Alcohol has been excessively commercialised, over-hyped and over-sold; treated in the market place as if it were an ordinary grocery item.

Alcohol is quite different from bread or milk.

It is a highly intoxicating recreational drug that has been demonstrated to have the same level of potential harm to public health as morphine and dexamphetamine (Sellman et al 2009), which makes unrestricted 24-hour, seven days-a week supermarket sales by checkout personnel as young as 16 seem more than a little odd.

It is outrageous.

However, there may be light at the end of the tunnel.

There is at present an opportunity to bring about changes that would make New Zealand a safer and healthier place to live, and reduce the cost that alcohol excess is causing taxpayers.

The Law Commission is conducting a first-principles review of the liquor laws, including wide public consultation.

Changing the commercial and legal environment in which alcohol is being marketed and sold is how real social change will occur.

Unfortunately education campaigns, and hopes that people will spontaneously reduce their drinking to less risky and civilised amounts has not worked.

More effective regulation is what is required to stop socially destructive excess consumption of alcohol.

Clear solutions to our present problems with alcohol are encompassed in an internationally-acclaimed publication titled Alcohol: no ordinary commodity (Babor et al 2003).

Sponsored by the World Health Organisation, it sets out the scientific evidence for what works in terms of reducing alcohol-related harm to individuals, communities and countries.

From this publication a group of colleagues and I have formulated a solution to New Zealand’s alcohol crisis.

“The 5+ Solution” is as follows. –

Raise alcohol prices

Raise the purchase age

Reduce alcohol accessibility

Reduce marketing and advertising

Increase drink-driving counter-measures

Plus: Increase treatment opportunities for heavy drinkers.

A recent series on alcohol in The Lancet, one of the top medical journals in the world, confirmed this set of policy directives (Anderson et al 2009) as the right direction for better liquor control and significantly reduced damage to our nation.

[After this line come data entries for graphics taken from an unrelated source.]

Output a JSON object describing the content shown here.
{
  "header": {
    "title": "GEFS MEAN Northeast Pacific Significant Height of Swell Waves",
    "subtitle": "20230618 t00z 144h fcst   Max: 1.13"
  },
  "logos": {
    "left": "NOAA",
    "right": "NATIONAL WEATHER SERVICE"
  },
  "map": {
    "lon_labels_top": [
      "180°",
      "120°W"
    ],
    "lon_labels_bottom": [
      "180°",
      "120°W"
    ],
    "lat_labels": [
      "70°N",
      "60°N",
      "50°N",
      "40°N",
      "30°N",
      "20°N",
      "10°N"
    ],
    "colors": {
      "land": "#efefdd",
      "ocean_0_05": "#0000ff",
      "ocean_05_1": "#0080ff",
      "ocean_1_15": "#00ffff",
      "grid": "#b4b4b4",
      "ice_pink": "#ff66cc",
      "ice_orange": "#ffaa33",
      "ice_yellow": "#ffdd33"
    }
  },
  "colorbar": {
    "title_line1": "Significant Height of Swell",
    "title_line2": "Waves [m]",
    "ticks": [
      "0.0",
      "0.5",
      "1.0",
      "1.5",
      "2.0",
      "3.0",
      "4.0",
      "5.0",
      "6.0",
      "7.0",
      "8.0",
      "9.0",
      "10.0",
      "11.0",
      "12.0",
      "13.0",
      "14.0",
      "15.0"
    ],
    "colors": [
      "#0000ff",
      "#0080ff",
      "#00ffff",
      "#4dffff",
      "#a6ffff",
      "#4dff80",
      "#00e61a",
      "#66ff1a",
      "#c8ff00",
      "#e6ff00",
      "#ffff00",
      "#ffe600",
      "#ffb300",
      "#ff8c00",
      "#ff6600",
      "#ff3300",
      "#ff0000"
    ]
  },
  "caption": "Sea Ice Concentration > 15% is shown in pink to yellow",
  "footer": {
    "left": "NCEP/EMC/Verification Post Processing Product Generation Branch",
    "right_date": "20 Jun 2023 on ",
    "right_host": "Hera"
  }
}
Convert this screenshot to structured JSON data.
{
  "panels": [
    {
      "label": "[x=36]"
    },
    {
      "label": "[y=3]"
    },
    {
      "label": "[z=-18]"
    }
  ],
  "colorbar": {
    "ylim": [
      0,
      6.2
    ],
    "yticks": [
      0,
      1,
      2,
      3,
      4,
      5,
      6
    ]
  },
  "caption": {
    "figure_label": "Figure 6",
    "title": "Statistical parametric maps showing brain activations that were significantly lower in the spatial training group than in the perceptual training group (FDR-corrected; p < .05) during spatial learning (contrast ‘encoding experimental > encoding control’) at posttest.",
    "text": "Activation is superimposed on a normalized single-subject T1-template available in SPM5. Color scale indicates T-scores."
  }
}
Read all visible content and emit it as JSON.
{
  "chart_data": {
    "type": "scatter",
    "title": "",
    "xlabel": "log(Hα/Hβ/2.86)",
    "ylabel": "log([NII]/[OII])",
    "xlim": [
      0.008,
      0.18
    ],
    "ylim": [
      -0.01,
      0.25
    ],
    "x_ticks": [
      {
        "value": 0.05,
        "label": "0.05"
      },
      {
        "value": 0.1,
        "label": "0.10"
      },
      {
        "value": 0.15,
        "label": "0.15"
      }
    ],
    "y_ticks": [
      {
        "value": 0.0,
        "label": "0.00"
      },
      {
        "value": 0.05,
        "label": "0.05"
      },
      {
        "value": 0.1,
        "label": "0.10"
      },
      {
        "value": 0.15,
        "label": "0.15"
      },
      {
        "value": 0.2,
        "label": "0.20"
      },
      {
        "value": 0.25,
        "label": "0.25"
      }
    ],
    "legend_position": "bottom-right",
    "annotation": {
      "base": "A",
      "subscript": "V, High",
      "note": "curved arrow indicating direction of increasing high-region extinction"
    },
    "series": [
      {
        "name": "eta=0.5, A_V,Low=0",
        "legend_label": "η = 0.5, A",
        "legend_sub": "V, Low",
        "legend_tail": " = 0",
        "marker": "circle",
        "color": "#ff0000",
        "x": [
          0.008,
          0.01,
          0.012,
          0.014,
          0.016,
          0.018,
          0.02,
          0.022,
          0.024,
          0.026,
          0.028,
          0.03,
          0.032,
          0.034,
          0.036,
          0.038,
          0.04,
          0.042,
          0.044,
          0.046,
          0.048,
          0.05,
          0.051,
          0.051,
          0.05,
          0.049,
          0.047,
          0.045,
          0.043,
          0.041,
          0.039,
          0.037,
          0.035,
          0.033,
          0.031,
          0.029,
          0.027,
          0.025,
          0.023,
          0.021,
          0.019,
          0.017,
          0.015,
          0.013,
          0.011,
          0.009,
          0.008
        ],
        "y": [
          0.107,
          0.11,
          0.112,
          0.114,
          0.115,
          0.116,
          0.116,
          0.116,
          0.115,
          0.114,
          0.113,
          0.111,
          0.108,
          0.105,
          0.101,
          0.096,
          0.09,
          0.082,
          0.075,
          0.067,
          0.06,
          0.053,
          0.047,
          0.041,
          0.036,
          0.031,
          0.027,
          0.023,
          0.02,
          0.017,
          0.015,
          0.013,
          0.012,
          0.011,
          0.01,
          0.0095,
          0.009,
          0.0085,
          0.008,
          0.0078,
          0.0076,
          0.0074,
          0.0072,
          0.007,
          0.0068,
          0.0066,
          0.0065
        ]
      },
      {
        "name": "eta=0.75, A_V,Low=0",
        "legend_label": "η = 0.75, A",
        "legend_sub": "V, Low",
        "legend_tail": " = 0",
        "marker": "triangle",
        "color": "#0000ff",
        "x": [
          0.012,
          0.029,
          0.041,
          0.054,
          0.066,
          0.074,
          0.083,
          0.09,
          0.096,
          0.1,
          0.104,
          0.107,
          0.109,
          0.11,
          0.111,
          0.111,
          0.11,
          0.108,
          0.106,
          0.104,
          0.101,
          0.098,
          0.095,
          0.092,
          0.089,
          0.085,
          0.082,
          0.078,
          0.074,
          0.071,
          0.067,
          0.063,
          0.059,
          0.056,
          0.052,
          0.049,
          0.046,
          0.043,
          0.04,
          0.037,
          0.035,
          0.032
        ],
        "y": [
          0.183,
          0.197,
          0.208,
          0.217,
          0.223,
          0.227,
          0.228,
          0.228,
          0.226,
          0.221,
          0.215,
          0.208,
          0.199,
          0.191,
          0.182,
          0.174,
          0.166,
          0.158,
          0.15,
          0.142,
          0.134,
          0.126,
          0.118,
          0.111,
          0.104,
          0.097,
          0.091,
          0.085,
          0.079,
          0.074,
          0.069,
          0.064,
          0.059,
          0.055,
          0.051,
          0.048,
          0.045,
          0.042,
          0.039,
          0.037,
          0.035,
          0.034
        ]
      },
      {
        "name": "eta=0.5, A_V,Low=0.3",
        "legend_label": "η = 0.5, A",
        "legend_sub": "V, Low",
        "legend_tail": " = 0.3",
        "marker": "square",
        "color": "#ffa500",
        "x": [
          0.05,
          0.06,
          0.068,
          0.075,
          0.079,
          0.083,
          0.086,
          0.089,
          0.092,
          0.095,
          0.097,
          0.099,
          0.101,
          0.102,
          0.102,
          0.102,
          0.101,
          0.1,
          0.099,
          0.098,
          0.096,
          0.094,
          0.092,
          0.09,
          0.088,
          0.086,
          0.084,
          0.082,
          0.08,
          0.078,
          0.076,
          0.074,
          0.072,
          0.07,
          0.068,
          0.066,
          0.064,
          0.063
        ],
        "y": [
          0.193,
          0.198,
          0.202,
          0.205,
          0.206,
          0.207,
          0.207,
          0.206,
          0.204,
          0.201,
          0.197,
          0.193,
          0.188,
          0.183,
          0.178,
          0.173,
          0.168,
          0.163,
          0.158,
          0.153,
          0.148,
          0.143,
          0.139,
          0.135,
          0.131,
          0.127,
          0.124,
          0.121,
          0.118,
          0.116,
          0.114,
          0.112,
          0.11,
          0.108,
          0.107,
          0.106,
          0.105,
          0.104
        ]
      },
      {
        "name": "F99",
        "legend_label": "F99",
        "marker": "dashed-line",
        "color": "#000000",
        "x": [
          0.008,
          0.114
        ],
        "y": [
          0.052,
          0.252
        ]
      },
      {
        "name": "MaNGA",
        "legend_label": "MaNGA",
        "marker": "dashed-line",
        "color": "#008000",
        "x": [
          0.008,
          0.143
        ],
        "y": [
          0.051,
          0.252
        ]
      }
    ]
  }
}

As Professor of Psychiatry and Addiction Medicine at the University of Otago, Christchurch, I am at present undertaking a national lecture tour promoting the 5+ Solution, and launching a new national group called Alcohol Action New Zealand (www.alcoholaction.co.nz [2]).

The lecture is titled Ten things the alcohol industry won’t tell you about alcohol.

It reveals information that New Zealanders have the right to know: that among other things alcohol can cause cancer, that it is a neurotoxin and can cause brain damage, and that it can directly cause aggressiveness and anti-social behaviour.

These are not things that the industry is likely to voluntarily warn its customers about.

On the contrary, the underlying marketing messages of the alcohol industry are that life can’t be enjoyed without alcohol, that social events aren’t proper events without alcohol and that to be in the in-crowd means drinking with the in-crowd.

At the same time, it is ironic that the industry’s favourite customers, the 25% of New Zealand drinkers who are drinking heavily, are the same people for whom the Government is encouraging doctors to provide treatment.

Furthermore, the alcohol industry (including the hospitality lobby), like the gun lobby in the United States, and the global tobacco industry, is employing smoke-screen tactics, such as trying to shift the complete blame for the social damage from alcohol on to the individual drinker, totally avoiding any acceptance of social responsibility for the problems that their stoked-up commercial activities are causing.

What the Government does is ultimately dependent on public opinion.

If we want a safer and healthier New Zealand, we need a clear reduction in the mass marketing and gross accessibility of alcohol that exists at present.

What is happening in New Zealand is in many ways the opposite of the civilised drinking that was promised with deregulation and the lowering of the alcohol purchase age.

Change will come only if the outcome of the Law Commission’s review is a recommendation to change the liquor laws along the lines of the 5+ Solution, and the Government recognises that voters support this.